Nous pouvons entendre «sécurité» dans l’histoire d’une Ukrainienne ordinaire qui est restée dans son pays malgré le chaos total et l’incertitude parce qu’elle ressentait un sentiment d’unité et de chaleur de la part des gens qui l’entouraient et voulait aider de toutes les manières possibles.
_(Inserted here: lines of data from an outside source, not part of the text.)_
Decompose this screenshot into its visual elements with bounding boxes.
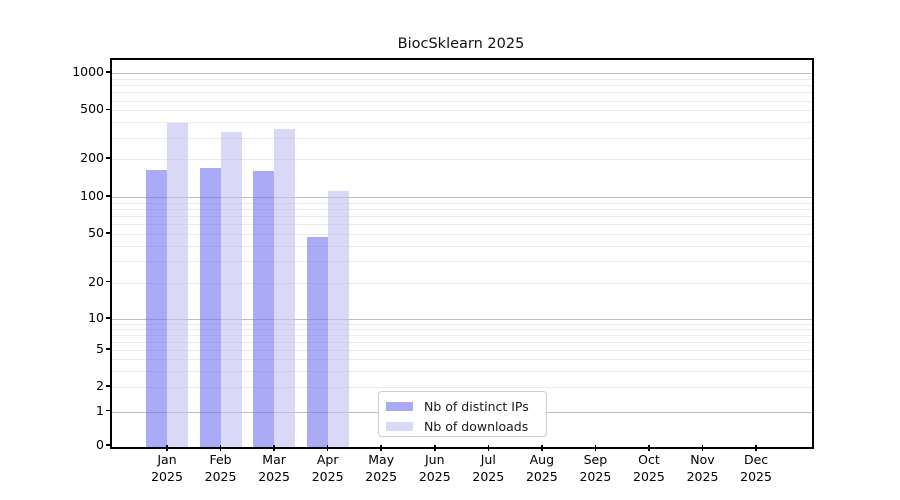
bar-distinct-ips (146, 170, 167, 447)
x-tick-mark (541, 445, 543, 451)
x-tick-label: Oct 2025 (633, 452, 665, 484)
chart-title: BiocSklearn 2025 (397, 36, 525, 52)
y-tick-mark (106, 280, 112, 283)
x-tick-mark (487, 445, 490, 451)
gridline-minor (112, 350, 812, 352)
x-tick-mark (166, 445, 168, 451)
x-tick-label: Aug 2025 (525, 452, 558, 484)
legend-item-label: Nb of distinct IPs (424, 398, 529, 414)
gridline-minor (112, 208, 812, 210)
legend: Nb of distinct IPs Nb of downloads (378, 391, 547, 437)
x-tick-label: Sep 2025 (579, 452, 612, 484)
gridline-minor (112, 359, 812, 361)
gridline-minor (112, 370, 812, 372)
gridline-minor (112, 100, 812, 102)
gridline-minor (112, 342, 812, 344)
bar-distinct-ips (253, 170, 275, 447)
y-tick-label: 1 (96, 402, 104, 418)
y-tick-label: 500 (80, 101, 104, 117)
gridline-minor (112, 224, 812, 226)
gridline-major (112, 196, 812, 198)
x-tick-label: Feb 2025 (204, 452, 237, 484)
y-tick-label: 10 (88, 310, 104, 326)
y-tick-mark (106, 157, 112, 160)
gridline-minor (112, 233, 812, 235)
y-tick-label: 20 (88, 273, 104, 289)
y-tick-label: 0 (96, 437, 104, 452)
legend-item: Nb of distinct IPs (386, 396, 538, 416)
x-tick-mark (755, 445, 757, 451)
gridline-minor (112, 387, 812, 389)
gridline-minor (112, 122, 812, 124)
bar-downloads (167, 122, 188, 447)
gridline-minor (112, 215, 812, 217)
gridline-major (112, 319, 812, 321)
legend-swatch-downloads (386, 421, 413, 431)
gridline-minor (112, 85, 812, 87)
gridline-minor (112, 335, 812, 337)
x-tick-mark (594, 445, 597, 451)
gridline-minor (112, 329, 812, 331)
y-tick-mark (106, 108, 112, 111)
y-tick-label: 200 (80, 150, 104, 166)
legend-item-label: Nb of downloads (424, 418, 529, 434)
bar-downloads (274, 129, 296, 447)
gridline-minor (112, 324, 812, 326)
y-tick-mark (106, 385, 112, 387)
legend-swatch-distinct-ips (386, 401, 413, 411)
y-tick-mark (106, 409, 112, 412)
bar-distinct-ips (199, 167, 221, 447)
x-tick-label: Apr 2025 (311, 452, 344, 484)
y-tick-mark (106, 444, 112, 446)
y-tick-label: 1000 (72, 64, 104, 79)
x-tick-label: Dec 2025 (740, 452, 772, 484)
x-tick-mark (219, 445, 222, 451)
gridline-minor (112, 110, 812, 112)
legend-item: Nb of downloads (386, 416, 538, 436)
x-tick-mark (380, 445, 382, 451)
x-tick-mark (701, 445, 704, 451)
x-tick-label: Jul 2025 (472, 452, 505, 484)
bar-distinct-ips (306, 236, 328, 447)
y-tick-mark (106, 348, 112, 351)
x-tick-mark (273, 445, 275, 451)
y-tick-label: 2 (96, 378, 104, 394)
gridline-minor (112, 137, 812, 139)
gridline-minor (112, 261, 812, 263)
y-tick-mark (106, 317, 112, 320)
x-tick-label: May 2025 (365, 452, 398, 484)
x-tick-label: Mar 2025 (258, 452, 290, 484)
bar-downloads (220, 131, 242, 447)
y-tick-mark (106, 71, 112, 73)
gridline-minor (112, 78, 812, 80)
gridline-minor (112, 245, 812, 247)
x-tick-label: Jan 2025 (151, 452, 183, 484)
gridline-minor (112, 159, 812, 161)
x-tick-mark (648, 445, 650, 451)
y-tick-mark (106, 195, 112, 197)
y-tick-label: 50 (88, 224, 104, 240)
bar-downloads (327, 190, 349, 447)
gridline-major (112, 73, 812, 75)
gridline-minor (112, 202, 812, 204)
x-tick-mark (326, 445, 329, 451)
x-tick-label: Jun 2025 (418, 452, 451, 484)
y-tick-label: 5 (96, 341, 104, 357)
gridline-minor (112, 282, 812, 284)
y-tick-mark (106, 231, 112, 234)
y-tick-label: 100 (80, 187, 104, 203)
x-tick-mark (433, 445, 436, 451)
x-tick-label: Nov 2025 (686, 452, 719, 484)
gridline-minor (112, 92, 812, 94)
Nous pouvons ressentir la « sécurité » dans notre propre expérience lorsque nous échangeons un coup de poing pour montrer que nous sommes ensemble, que nous recevons un sourire reconnaissant de la part de quelqu’un qui a besoin de notre aide ou que nous sentons la patte de notre chien s’enrouler doucement autour de notre cou lorsque nous caressons son ventre. .

Nous savons ce qu’est la sécurité. Nous le savons quand nous le voyons, l’entendons et le ressentons dans notre propre corps et quand il est exprimé par le corps d’un autre. Il est essentiel. C’est contagieux. Même lorsque nous sommes constamment évalués, confrontés à une culture compétitive de combattants ou naviguant dans un monde d’incertitude et de défis, nous pouvons nous aider nous-mêmes et nous aider mutuellement à nous sentir en sécurité dans notre corps. Nous devons le faire, et il est temps.